My Sailing Adventure on the High Seas

By this time, you’ve probably heard that Katana, my new race boat, did not finish the 800 miles to Cabo San Lucas.

I took ownership of Katana one week before the start of the Newport Beach to Cabo race (which we won last year in all three categories).  The point of entering this race was twofold:  1) to qualify for TRANSPAC (“Trans-Pacific” – a race from Los Angeles to Hawaii) in July – my ultimate dream, and 2) to shake the boat down and get her perfectly ready for TRANSPAC.

Days before we started the race, we were concerned about the weather forecasts – high winds and high seas – which were unusual for the Cabo race at this time of year.  The night before the race, it seemed most ominous, but by morning, it seemed a bit less so.  We started the race prepared for bad weather, which was forecast to begin on Sunday, but the storm conditions moved in quickly.  The boat was handling the confused seas and high, gusty winds very well.  Our one big issue was the number of serious leaks filling the front of the boat with ankle high water (I didn’t know it in advance, but some of the seals had not been finished in time – ugh!).
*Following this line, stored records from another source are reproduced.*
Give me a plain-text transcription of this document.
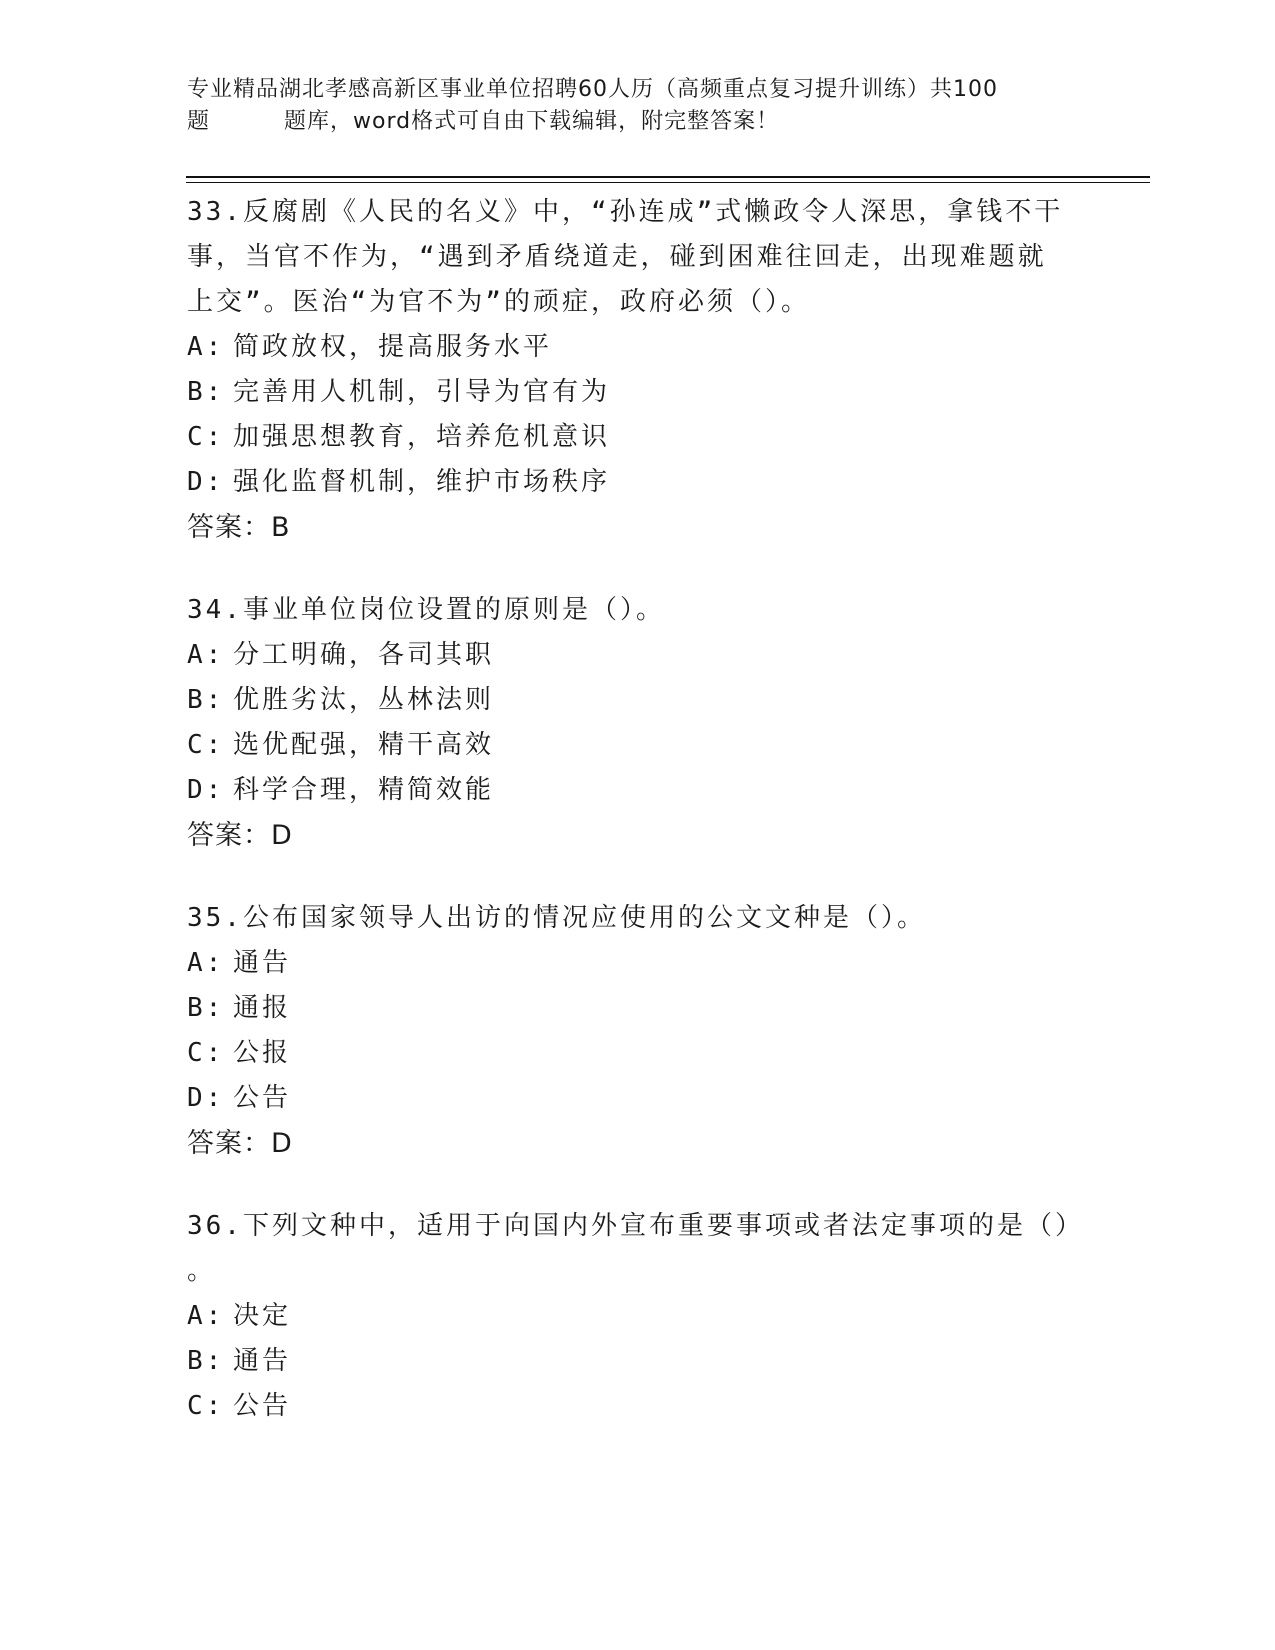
专业精品湖北孝感高新区事业单位招聘60人历（高频重点复习提升训练）共100
题	题库，word格式可自由下载编辑，附完整答案！
33.反腐剧《人民的名义》中，“孙连成”式懒政令人深思，拿钱不干
事，当官不作为，“遇到矛盾绕道走，碰到困难往回走，出现难题就
上交”。医治“为官不为”的顽症，政府必须（）。
A: 简政放权，提高服务水平
B: 完善用人机制，引导为官有为
C: 加强思想教育，培养危机意识
D: 强化监督机制，维护市场秩序
答案：B
34.事业单位岗位设置的原则是（）。
A: 分工明确，各司其职
B: 优胜劣汰，丛林法则
C: 选优配强，精干高效
D: 科学合理，精简效能
答案：D
35.公布国家领导人出访的情况应使用的公文文种是（）。
A: 通告
B: 通报
C: 公报
D: 公告
答案：D
36.下列文种中，适用于向国内外宣布重要事项或者法定事项的是（）
。
A: 决定
B: 通告
C: 公告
One of our crew became seasick in spite of wearing the “patch,” and became incapacitated.  As the conditions worsened, as the skipper, I decided to turn the boat around and head back to San Diego.  My boat is 47 feet long, and a number of larger boats (up to 70 feet) had already turned around.  Some boats were damaged and turned around for safety reasons.  Even we blew out two downhauls (jib and main), but the boat was still seaworthy.  Since this was a test run for the boat, I saw no reason to risk the crew (we all wore life vests and were always tethered in while we were on deck).  Basically, this wasn’t fun, and the conditions were worsening, and I simply did not want to risk the welfare of my crew/friends.  They all have families and ultimately, I am responsible for everyone when aboard my boat.

When we turned around, we were now going downwind on crazy waves, and the boat was doing over 20 knots – that WAS fun!

We thought we were safe when we closed in on San Diego Harbor, but the nightmare was just beginning.  As we approached land, I told my crew that once we got her in a slip, we would button her up and clean her up in the morning.  It was going to be time for a hot dinner and hot shower and then a warm bed.  But it was not to be.

We dropped the main and tied her up.  The a squall hit us with ferocious winds.  We dropped the jib, and I tried to turn on the engine, but the propellers wouldn’t work.  We were now without power, and huge winds were pushing us into the rocks.  It was so ironic – after dealing with the open ocean, we were in dire trouble so close to safety. My boat captain, Kit Will, and tactician immediately got a small jib (foresail) up, so that we could have some steerage and for 1 1/2 hours, we made circles while my navigator and I tried to get the Coast Guard to help us as well as Vessel Assist.

Frankly, I was devastated to realize that the Coast Guard would not come out and help us (I guess their budget cuts call for coming out after disasters occur), and Vessel Assist was not readily available.  After my navigator had several calm discussions with the Coast Guard, I got on the phone and told them we were in deep trouble of losing the boat and the crew against the rocks and we needed help now!  Finally, a Coast Guard cutter came out at the same time as Vessel Assist arrived, and we were towed into the slip.  Remember, all of this was taking place during a squall.

The next morning, Kit, my boat captain, jumped into the frigid water to check out our propellers.  Unbelievable.  A two-cent length of fishing wire, complete with hook, was wrapped around the propeller!  That is all it took to put nine people and one boat in serious trouble.

When we finally made it to a hotel, it was 11PM, and all we could do was order pizzas from a local establishment that still delivered at that hour.  We were exhausted, soaked, and seriously tired.  We put away a lot of pizza, the guys had beer (delicate little me had a glass of wine), and boy, did we all ever sleep through the next morning.

It was the most challenging experience on the water for me so far.  My crew was amazing when it came to handling all the different types of situations that cropped up.  It took me most of the week to get my energy back, but now I’m ready for our next adventure: a race known as “The Border Run.:”

Thank you for all your good wishes and support.  If you have any questions, please go to DrLaura.com, sign up for the Dr. Laura Family, and email me.  I’ll do my best to answer.

The bottom line for a sailor?  We all came home safe.